Starting to brew beer: things I wish I knew
June 8, 2019
This might be the only thing we got straight right. If you never brewed beer before, start with a 1 gallon kit (e.g. a kit like this), don’t directly get into a bigger setup.
The reason for this is that it lets you experiment with brewing at a very limited cost. If you decide you don’t enjoy brewing that much, at least you didn’t invest hundreds of dollars into your equipment.
If you do want to keep on with brewing, you’ll quickly notice that 1 gallon is not that much beer and will want to scale to 6 gallons batches, possibly fermenting multiple of them at the same time.
However, the 1 gallon kit is never lost. It will always be handy to make experimental batches, when you want to try different things and be more creative without taking too much risk (as if it ends up to be undrinkable, you didn’t waste a lot), and when you’re satisfied with your experimental recipes, you can easily increase the quantities to make bigger batches of them.
Maybe we just suck at using a regular siphon, but when trying to rack the beer with it, it took many attempts to get the stream running, and we ended up having to suck on the end of the tube to start the siphon, and it would sometimes randomly stop and we’d have to reactivate it in the same way, resulting in repeated mouth contact with the siphoning tube (even after “sanitizing” your mouth with vodka as I sometimes see advised online, I still would rather avoid this) and accidental spitting into the beer as well. It still turned out good, but might as well not do this kind of things.
To avoid this, just directly get an auto-siphon. It’s trivial to use, and you can effortlessly start the stream or give it a little boost if it was to slow down.
When you start doing more than 1 gallon (e.g. 6 gallons) batches, get a wort chiller. It’s somewhat pricey (count between $80 and $100 Canadian for a 6 gallons one, regardless if you if you make it yourself or get a premade one), but the time and energy it saves you is so worth it even since the first time you use it.

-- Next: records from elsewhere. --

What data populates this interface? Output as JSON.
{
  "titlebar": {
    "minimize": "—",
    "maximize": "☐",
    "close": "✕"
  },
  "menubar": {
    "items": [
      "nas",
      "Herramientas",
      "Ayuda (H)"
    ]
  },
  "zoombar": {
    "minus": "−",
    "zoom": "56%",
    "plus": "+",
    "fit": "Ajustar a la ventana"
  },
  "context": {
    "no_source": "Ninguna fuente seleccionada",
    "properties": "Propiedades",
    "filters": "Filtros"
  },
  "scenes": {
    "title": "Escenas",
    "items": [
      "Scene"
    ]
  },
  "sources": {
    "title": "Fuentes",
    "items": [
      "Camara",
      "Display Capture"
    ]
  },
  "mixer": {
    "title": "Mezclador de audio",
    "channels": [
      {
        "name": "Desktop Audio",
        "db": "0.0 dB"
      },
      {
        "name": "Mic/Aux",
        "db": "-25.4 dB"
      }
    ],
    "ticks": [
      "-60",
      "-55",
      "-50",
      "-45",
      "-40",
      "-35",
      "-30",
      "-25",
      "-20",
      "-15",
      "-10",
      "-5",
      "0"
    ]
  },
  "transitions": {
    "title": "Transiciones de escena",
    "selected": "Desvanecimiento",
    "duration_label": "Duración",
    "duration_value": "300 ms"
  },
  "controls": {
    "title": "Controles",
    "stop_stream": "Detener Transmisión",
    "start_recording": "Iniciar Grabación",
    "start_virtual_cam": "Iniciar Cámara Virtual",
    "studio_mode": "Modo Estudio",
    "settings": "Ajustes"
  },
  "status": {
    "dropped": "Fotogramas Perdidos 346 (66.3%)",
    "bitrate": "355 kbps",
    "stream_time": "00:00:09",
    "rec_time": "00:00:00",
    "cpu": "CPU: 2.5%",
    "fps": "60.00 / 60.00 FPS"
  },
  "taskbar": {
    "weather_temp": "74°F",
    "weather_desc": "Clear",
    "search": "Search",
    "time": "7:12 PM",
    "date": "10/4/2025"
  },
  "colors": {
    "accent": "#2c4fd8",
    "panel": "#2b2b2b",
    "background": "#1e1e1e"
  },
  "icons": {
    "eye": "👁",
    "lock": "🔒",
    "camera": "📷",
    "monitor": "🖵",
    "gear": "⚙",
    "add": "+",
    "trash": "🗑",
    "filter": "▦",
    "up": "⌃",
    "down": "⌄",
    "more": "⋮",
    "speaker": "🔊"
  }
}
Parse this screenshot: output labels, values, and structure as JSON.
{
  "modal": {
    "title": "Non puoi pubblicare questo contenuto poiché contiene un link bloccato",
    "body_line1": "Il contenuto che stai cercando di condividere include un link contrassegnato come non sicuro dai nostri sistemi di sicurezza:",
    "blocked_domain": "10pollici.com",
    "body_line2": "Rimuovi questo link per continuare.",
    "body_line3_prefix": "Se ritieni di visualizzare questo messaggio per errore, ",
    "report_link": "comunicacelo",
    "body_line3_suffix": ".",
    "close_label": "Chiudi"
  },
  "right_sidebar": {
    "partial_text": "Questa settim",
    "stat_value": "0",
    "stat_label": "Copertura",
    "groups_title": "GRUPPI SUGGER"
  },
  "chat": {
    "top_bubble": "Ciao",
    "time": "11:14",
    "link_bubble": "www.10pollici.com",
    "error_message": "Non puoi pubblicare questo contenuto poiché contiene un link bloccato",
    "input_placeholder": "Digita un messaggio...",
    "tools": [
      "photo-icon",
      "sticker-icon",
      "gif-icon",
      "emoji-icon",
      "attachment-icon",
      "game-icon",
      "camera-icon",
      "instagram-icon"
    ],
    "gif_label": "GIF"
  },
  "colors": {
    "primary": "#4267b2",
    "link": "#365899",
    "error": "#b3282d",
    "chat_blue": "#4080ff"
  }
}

Without a wort chiller, you can try to put the mash tun in the bath tub with cold water (that’s even if you have a bath tub), continuously throwing ice in the water to cool it down, but even then it can take many hours to get the temperature down to a point where it won’t kill the yeast, while the wort chiller will get the job done in 10 minutes without you having to do anything other than opening the tap of cold water.
So do yourself a favor and get a wort chiller.
You might need an extra adapter to plug it onto your sink as they usually come with a piece that fits garden hose size.
Here, we have a 1/2" (sink) to 3/4" (garden hose) adapter.
While airlocks are nice, it turned out for me that a blow-off is pretty much as easy to set up and prevents potential mess.
For example, you might make the mistake of over filling your carboy, thus not letting enough head space for the fermentation, and this will quickly clog the airlock. Or maybe with the kind of beer you’re doing you’re having a very active fermentation and the same results happen.
To avoid this potential issues, just go for a blow-off and stop worrying. It’s easy, instead of putting the airlock in, just put a plastic tube in, and put the other end into a jar that contains some sanitized water (e.g. OxySan). As your beer is fermenting, you’ll see bubbles in the jar the same way you would see them in the airlock, but if for some reason it overflows, it’s just gonna end up in the jar and won’t block anything.
When the fermentation is done being active, feel free to switch it for an airlock, but at that point might as well just leave the blow-off unless you really need that jar or tube.
This little tool that costs like 2 bucks might save you some time and energy. Get it just in case while you’re at the brewing equipment store.
It can happen after sitting for many weeks or even months that the carboy lid gets pretty tight and hard to remove by hand, especially if you used a nylon bag to dry hop or infuse extra ingredients.
A carboy lid opener will then be really useful for you to easily open your carboy when you need, instead of struggling with your fingers for a while to get it open.
If you’re gonna use the same mash tun to make your mash and to boil it, you’re gonna have to get rid of the grains and clean it up before boiling.
Regardless if you’re using a regular strainer or a bazooka filter, you’ll end up with a lot of grains in your mash tun which will take some time to remove while your mash is just sitting there.
Instead, you can get a grain filter basket, or a grain filter bag (much less expensive) to put in the mash tun, so that when you’re done with the grains, you can just remove the filter basket or bag, and the tun is instantly ready to use.
Then, as the boil is going, you can take the time to cleanup the grain filter in parallel instead of it delaying the start of your boil.
Swing top bottles are cool. Easy to open and close, no need for caps and capper, plus they make a very nice pop when you open them. Guaranteed effect in parties.
Unelss it’s your very first batch, brewing time is the best time to enjoy one of your previous homebrews!
When draining the mash, sweep a little jar down the spigot to get some of that tasty warm malt juice. Pour a drop of your favorite single malt scotch in it and enjoy one of the greatest beverages in the world.
I tried a couple different scotch from my collection for this and my favorite so far was hands down the Aberlour 10. It spices up the mash while keeping it smooth and without being overwhelming. While otherwise I’m a huge fan of Laphroaig, Lagavulin or Caol Ila, those didn’t really cut it for the hot scotchie as their strong character would just stand out and didn’t pair well with the sweeter taste of hot mash.